The present lecture provides information in regard to the process of data safety monitoring and the correct organization of a data safety monitoring board. As stated in the materials, safety boards oversee a number of factors during clinical trials. First, they ensure that the participants are under an acceptable modicum of harm, then that the trial process does not need to be terminated early. Additionally, the board monitors the procedures of clinical trials, their use of control groups, different substances and the relevant documentation. The DSMB has the ability to influence the flow of the trial, either modifying established protocols or fully stopping the process altogether. None of the safety board members must be financially or personally invested in the outcome of the study to guarantee the legitimacy of safety measures.
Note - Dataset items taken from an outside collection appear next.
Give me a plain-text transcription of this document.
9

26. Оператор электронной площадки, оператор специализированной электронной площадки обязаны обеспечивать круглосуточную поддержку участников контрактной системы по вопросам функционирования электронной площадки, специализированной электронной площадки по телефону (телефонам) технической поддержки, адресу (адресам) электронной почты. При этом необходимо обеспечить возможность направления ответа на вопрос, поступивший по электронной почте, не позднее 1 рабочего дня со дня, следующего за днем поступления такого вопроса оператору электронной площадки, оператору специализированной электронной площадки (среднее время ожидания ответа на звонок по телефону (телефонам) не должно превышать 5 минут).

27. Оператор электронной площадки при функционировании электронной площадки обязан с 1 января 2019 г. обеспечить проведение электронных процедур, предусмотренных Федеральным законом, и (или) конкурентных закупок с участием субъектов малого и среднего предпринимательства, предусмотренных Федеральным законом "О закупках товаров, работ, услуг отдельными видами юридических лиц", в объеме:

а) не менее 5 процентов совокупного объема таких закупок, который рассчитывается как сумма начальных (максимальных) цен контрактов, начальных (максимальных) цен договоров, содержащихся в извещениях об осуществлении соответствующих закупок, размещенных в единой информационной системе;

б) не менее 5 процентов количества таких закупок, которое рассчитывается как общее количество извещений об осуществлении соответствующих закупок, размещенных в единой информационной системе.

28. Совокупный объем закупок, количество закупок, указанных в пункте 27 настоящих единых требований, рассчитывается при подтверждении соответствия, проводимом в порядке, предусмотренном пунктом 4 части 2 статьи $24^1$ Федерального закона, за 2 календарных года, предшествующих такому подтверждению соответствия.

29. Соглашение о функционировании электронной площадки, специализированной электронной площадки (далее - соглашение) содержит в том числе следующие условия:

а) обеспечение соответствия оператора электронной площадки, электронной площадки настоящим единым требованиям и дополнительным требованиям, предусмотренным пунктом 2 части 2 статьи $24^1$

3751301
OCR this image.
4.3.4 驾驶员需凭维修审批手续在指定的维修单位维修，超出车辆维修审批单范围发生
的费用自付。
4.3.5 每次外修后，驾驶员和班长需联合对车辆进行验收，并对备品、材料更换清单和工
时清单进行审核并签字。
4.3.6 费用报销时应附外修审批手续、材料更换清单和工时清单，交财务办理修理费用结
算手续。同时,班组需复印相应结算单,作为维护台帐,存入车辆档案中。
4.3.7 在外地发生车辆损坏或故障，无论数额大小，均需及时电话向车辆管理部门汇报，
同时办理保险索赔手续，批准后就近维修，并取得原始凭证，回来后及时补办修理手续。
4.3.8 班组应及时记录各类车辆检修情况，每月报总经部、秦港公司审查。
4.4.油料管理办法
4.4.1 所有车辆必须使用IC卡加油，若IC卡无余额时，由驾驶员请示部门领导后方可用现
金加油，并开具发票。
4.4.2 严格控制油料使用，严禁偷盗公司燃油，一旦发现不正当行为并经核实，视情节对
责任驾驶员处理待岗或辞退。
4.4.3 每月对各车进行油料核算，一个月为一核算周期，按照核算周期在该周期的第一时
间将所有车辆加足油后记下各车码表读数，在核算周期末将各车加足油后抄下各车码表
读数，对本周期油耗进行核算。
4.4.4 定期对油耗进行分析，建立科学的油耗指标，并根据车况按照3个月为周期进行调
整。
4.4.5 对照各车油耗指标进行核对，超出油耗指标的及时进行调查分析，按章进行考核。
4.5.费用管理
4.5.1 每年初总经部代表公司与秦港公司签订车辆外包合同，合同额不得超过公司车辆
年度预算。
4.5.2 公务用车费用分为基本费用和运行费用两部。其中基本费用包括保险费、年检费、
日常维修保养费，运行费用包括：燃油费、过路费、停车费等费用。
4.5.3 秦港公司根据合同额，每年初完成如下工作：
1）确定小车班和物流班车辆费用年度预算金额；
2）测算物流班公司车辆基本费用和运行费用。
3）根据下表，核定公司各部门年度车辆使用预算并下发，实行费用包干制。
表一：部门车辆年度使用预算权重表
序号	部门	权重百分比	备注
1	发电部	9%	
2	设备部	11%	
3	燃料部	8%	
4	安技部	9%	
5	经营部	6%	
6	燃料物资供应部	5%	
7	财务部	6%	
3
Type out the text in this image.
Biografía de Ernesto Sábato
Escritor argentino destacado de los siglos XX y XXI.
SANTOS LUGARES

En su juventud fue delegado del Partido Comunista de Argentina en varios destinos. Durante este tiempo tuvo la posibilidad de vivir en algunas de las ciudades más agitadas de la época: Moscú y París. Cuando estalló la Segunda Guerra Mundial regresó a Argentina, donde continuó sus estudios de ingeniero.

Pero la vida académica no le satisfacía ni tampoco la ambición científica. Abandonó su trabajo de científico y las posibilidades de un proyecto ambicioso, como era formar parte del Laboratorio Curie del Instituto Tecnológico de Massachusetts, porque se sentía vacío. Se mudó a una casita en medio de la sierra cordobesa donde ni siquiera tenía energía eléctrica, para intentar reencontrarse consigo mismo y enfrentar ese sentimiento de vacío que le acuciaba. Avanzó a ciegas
The above statements generally apply to all DSMBs, but organizations and different regions have their processes of safety monitoring, complete with their specific rules and regulations. For a DSMB to be present, it is first necessary to establish which trials warrant the inclusion of DSMB. For Boston, this criteria includes all interventional clinical research involving more than minimal risk to their subjects. The Boston monitoring plans must include the types of data collected, people that will collect them, estimated time frames, frequency of operation and definitions for altering and stopping a study (DSMP in human subjects research – partners healthcare). All of the above are specific requirements of the Massachusetts General Hospital. Additionally, it is allowed for the monitoring process to be conducted by different types of organizations. A singular principal investigator is allowed, as well as an organized monitoring group.
Reference
DSMP in human subjects research – partners healthcare. Partners Healthcare. (n.d.). Web.